Out of spite, I found a solution that doesn't use radical axis. Redefine $D$, $E$, and $F$ as the feet of the altitudes from $A$, $B$, and $C$ to the opposite sides. Let $N$ be the midpoint of $\overline{EF}$. Redefine $T$ as the circumcenter of $AMN$. Since $\overline{KL}$ is the perpendicular bisector of $\overline{MN}$, $T$ lies on $\overline{KL}$. Thus, it suffices to prove that $\overline{AT} \parallel \overline{BC}$. We have $\angle TAM=90^\circ-\tfrac{\angle ATM}{2}=\angle ANM-90^\circ=\angle ANE$. Since $\triangle ABC \sim \triangle AEF$, we have $ABMC \sim \triangle AEMF$, so $\angle ANE=\angle AMB$. Therefore, we have $\angle TAM=\angle AMB$, so $\overline{AT} \parallel \overline{BC}$.

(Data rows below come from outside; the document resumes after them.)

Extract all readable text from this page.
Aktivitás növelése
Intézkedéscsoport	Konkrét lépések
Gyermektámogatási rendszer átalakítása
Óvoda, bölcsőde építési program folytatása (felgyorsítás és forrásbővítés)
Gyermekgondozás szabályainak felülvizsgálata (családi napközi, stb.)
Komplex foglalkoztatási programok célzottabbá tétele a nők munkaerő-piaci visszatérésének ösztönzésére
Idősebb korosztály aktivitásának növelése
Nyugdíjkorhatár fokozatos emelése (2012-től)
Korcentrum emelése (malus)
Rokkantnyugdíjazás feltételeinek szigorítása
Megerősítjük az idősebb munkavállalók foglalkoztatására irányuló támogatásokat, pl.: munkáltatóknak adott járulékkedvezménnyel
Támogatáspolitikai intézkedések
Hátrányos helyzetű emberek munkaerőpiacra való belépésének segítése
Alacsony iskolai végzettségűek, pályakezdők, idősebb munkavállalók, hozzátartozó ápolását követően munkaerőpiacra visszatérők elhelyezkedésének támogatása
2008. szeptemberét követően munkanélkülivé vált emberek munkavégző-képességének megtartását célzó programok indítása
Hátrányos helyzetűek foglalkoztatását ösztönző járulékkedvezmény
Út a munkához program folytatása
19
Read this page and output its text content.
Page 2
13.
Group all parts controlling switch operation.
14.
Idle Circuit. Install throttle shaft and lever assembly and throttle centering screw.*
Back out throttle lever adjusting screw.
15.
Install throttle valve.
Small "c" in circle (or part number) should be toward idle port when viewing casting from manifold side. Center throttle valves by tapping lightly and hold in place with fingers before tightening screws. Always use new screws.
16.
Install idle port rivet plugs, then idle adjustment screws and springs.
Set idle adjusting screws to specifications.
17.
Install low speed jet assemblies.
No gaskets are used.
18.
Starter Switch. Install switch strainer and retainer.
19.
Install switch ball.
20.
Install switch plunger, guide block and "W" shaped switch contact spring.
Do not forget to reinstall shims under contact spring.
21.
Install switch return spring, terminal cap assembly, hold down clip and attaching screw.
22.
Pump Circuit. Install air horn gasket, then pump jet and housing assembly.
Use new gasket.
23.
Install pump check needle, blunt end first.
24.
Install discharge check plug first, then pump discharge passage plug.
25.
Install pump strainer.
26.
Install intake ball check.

Surprising twist to this old problem --- this is HM configuration! goldeneagle wrote: In acute triangle $ABC$ angle $B$ is greater than$C$. Let $M$ is midpoint of $BC$. $D$ and $E$ are the feet of the altitude from $C$ and $B$ respectively. $K$ and $L$ are midpoint of $ME$ and $MD$ respectively. If $KL$ intersect the line through $A$ parallel to $BC$ in $T$, prove that $TA=TM$. Let $U$ be the midpoint of $DE$; let $A \ne V=AM \cap (ADE)$, and $F$ be the point where $A$-symmedian meets $(ABC)$. It suffices to show that circumcentre of $\triangle AUM$ lies on $A$-parallel to $BC$. Apply inversion at $A$ of radius $\sqrt{AD \cdot AB}$; this swaps $\{D, B\}, \{E, C\}, \{U, F\}, \{V, M\}$; so the proposition becomes that line $VF$ is perpendicular to $BC$. However, this simply follows as $F, V$ are reflections in $BC$, as $V$ is the $A$-HM point.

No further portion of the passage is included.